William E Kraus et al. BMJ Open Diabetes Res Care.

Abstract

Objective: Physical activity is related to clinical outcomes, even after adjusting for body mass, but is rarely assessed in randomized clinical trials.

Research design and methods: We conducted an observational analysis of data from the Nateglinide and Valsartan in Impaired Glucose Tolerance Outcomes Research trial, in which a total of 9306 people from 40 countries with impaired glucose tolerance and either cardiovascular disease or cardiovascular risk factors were randomized to receive nateglinide or placebo, in a 2-by-2 factorial design with valsartan or placebo. All were asked to also participate in a detailed lifestyle modification programme and followed-up for a median of 6.4 years with progression to diabetes as a co-primary end point. Seven-day ambulatory activity was assessed at baseline using research-grade pedometers. We assessed whether the baseline amount of physical activity was related to subsequent development of diabetes in individuals with impaired glucose tolerance.

Results: Pedometer data were obtained on 7118 participants and 35.0% developed diabetes. In an unadjusted analysis each 2000-step increment in the average number of daily steps, up to 10 000, was associated with a 5.5% lower risk of progression to diabetes (HR 0.95, 95%CI 0.92 to 0.97), with >6% relative risk reduction after adjustment.

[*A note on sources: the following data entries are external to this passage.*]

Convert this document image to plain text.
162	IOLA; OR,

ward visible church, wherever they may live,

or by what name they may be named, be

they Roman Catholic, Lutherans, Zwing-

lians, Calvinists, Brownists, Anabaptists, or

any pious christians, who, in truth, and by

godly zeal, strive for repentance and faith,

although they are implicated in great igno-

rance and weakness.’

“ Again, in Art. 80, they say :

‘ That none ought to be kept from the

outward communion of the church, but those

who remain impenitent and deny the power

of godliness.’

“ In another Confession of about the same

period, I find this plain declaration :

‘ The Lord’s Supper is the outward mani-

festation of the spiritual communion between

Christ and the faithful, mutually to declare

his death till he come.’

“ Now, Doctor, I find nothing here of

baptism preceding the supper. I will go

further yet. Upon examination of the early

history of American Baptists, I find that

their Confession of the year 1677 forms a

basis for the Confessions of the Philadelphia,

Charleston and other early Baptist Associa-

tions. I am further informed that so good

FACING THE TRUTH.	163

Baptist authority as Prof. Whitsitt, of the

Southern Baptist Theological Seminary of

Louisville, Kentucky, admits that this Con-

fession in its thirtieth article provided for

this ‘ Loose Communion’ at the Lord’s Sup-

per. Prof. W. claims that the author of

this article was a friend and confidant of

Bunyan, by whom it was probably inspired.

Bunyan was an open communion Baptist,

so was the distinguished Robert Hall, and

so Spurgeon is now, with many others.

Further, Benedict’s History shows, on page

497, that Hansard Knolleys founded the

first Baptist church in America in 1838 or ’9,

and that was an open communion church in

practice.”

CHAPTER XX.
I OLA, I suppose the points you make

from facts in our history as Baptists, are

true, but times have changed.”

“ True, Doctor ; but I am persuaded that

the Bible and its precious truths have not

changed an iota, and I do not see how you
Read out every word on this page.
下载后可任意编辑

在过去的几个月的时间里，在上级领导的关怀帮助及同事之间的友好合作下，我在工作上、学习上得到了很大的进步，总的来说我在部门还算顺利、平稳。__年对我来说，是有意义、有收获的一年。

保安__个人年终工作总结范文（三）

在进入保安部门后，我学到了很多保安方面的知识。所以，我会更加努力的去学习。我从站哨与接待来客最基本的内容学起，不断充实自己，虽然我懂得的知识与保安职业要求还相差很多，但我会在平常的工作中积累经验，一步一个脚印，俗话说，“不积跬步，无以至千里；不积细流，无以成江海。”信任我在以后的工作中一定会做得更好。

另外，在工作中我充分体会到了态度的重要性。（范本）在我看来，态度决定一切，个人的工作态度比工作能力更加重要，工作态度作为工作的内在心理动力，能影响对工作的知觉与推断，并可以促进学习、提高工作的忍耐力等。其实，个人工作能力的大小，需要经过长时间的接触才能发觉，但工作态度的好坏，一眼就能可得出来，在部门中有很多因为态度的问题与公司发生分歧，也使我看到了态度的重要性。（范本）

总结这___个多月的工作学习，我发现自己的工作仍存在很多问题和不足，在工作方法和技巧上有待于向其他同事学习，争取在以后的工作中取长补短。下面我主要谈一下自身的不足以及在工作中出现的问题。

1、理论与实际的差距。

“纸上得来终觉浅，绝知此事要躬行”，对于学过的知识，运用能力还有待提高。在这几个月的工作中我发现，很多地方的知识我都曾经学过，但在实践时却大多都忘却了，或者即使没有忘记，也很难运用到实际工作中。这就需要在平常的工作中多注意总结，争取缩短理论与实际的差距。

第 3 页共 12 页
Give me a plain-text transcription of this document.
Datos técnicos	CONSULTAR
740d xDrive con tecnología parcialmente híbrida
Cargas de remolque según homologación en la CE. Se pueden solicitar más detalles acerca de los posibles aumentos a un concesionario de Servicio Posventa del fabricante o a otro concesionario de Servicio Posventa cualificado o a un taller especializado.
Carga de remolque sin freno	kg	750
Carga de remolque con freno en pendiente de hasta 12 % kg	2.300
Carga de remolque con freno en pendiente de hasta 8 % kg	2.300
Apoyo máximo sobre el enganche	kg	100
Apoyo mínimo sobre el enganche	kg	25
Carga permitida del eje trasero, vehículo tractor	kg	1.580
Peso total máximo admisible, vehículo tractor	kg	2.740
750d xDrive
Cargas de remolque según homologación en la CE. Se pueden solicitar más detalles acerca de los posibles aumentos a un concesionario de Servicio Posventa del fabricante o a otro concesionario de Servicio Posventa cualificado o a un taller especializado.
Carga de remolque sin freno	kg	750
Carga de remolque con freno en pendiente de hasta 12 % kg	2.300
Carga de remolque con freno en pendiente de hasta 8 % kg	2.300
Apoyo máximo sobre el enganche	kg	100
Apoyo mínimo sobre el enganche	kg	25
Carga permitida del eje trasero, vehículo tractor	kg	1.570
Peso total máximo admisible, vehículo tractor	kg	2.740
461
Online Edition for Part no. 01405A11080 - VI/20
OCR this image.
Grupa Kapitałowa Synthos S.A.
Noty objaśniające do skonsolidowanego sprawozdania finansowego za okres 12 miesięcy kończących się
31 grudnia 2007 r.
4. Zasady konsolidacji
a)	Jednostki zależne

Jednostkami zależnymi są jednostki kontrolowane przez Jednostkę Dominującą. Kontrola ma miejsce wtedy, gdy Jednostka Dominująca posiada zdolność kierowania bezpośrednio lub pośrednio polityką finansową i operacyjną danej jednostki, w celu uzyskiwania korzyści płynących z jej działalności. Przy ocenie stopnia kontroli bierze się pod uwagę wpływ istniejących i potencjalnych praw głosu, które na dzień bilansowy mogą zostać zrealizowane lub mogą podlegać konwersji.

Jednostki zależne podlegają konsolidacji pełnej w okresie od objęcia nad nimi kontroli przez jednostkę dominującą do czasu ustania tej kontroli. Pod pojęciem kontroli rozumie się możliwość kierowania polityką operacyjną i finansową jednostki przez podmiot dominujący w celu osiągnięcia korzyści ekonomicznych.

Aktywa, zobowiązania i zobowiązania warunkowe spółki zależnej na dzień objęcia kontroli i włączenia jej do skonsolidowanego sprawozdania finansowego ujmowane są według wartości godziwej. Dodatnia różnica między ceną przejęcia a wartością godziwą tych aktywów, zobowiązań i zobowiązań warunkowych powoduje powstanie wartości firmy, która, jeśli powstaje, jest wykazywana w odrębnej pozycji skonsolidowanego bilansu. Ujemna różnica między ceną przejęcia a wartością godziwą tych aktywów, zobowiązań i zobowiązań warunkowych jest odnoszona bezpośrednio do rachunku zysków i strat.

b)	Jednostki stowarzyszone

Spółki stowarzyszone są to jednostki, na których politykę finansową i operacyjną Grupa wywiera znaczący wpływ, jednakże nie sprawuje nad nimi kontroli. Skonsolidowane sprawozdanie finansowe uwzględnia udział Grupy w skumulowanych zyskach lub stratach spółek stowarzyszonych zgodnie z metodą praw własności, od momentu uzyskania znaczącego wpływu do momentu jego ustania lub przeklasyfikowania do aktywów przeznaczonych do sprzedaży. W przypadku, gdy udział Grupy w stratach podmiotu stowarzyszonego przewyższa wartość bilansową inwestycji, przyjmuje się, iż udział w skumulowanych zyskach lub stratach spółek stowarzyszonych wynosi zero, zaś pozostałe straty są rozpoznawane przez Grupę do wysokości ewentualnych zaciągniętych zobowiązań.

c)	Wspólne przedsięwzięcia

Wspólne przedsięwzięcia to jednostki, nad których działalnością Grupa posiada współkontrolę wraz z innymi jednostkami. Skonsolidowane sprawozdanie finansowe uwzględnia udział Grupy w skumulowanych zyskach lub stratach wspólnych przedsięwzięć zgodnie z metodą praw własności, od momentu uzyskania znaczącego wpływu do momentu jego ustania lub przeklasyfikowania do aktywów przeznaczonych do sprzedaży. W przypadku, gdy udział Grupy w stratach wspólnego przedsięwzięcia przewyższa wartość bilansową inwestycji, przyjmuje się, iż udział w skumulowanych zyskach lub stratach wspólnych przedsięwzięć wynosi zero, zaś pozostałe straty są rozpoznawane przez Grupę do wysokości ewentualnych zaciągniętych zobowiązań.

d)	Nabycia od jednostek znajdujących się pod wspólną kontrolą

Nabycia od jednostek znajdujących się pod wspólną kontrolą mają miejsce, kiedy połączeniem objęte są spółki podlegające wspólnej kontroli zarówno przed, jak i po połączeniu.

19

Conclusions: Physical activity should be measured objectively in pharmacologic trials as it is a significant but underappreciated contributor to diabetes outcomes. It should be a regular part of clinical practice as well.

Keywords: diabetes mellitus; exercise, physical activity; prediabetes.

Conflict of interest statement

Competing interests: TY: Research support from the National Institute for Health Research (NIHR) Leicester Biomedical Research Centre and the NIHR Collaboration for Leadership in Applied Health Research and Care, East Midlands. MAB: Research support from Merck Serono; attended advisory boards with Boehringer Ingelheim, AstraZeneca, and Novo Nordisk. Her department has received research funding from Merck, Amylin, Lilly, and BMS. RRH: Research support from Amylin, Bayer, Merck, and Novartis; attended advisory boards with Amylin, Lilly, Merck, Novartis, and Novo Nordisk; and given lectures supported by Bayer, Lilly, Merck, and Novo Nordisk.

Figures

Figure 1
Figure 1
Kaplan-Meier survival curves for the development of diabetes by quartiles of baseline pedometer steps. Probabilities of diabetes mellitus (DM) curves were compared using log-rank test (P<0.0001). Individuals at risk at each visit of follow-up were: 9306 (V0), 8230 (V1), 7524 (V2), 7178 (V3), 6582 (V4), 6229 (V5), 5572 (V6), 4876 (V7), 4275 (V8), 2931 (V9), and 510 (V10).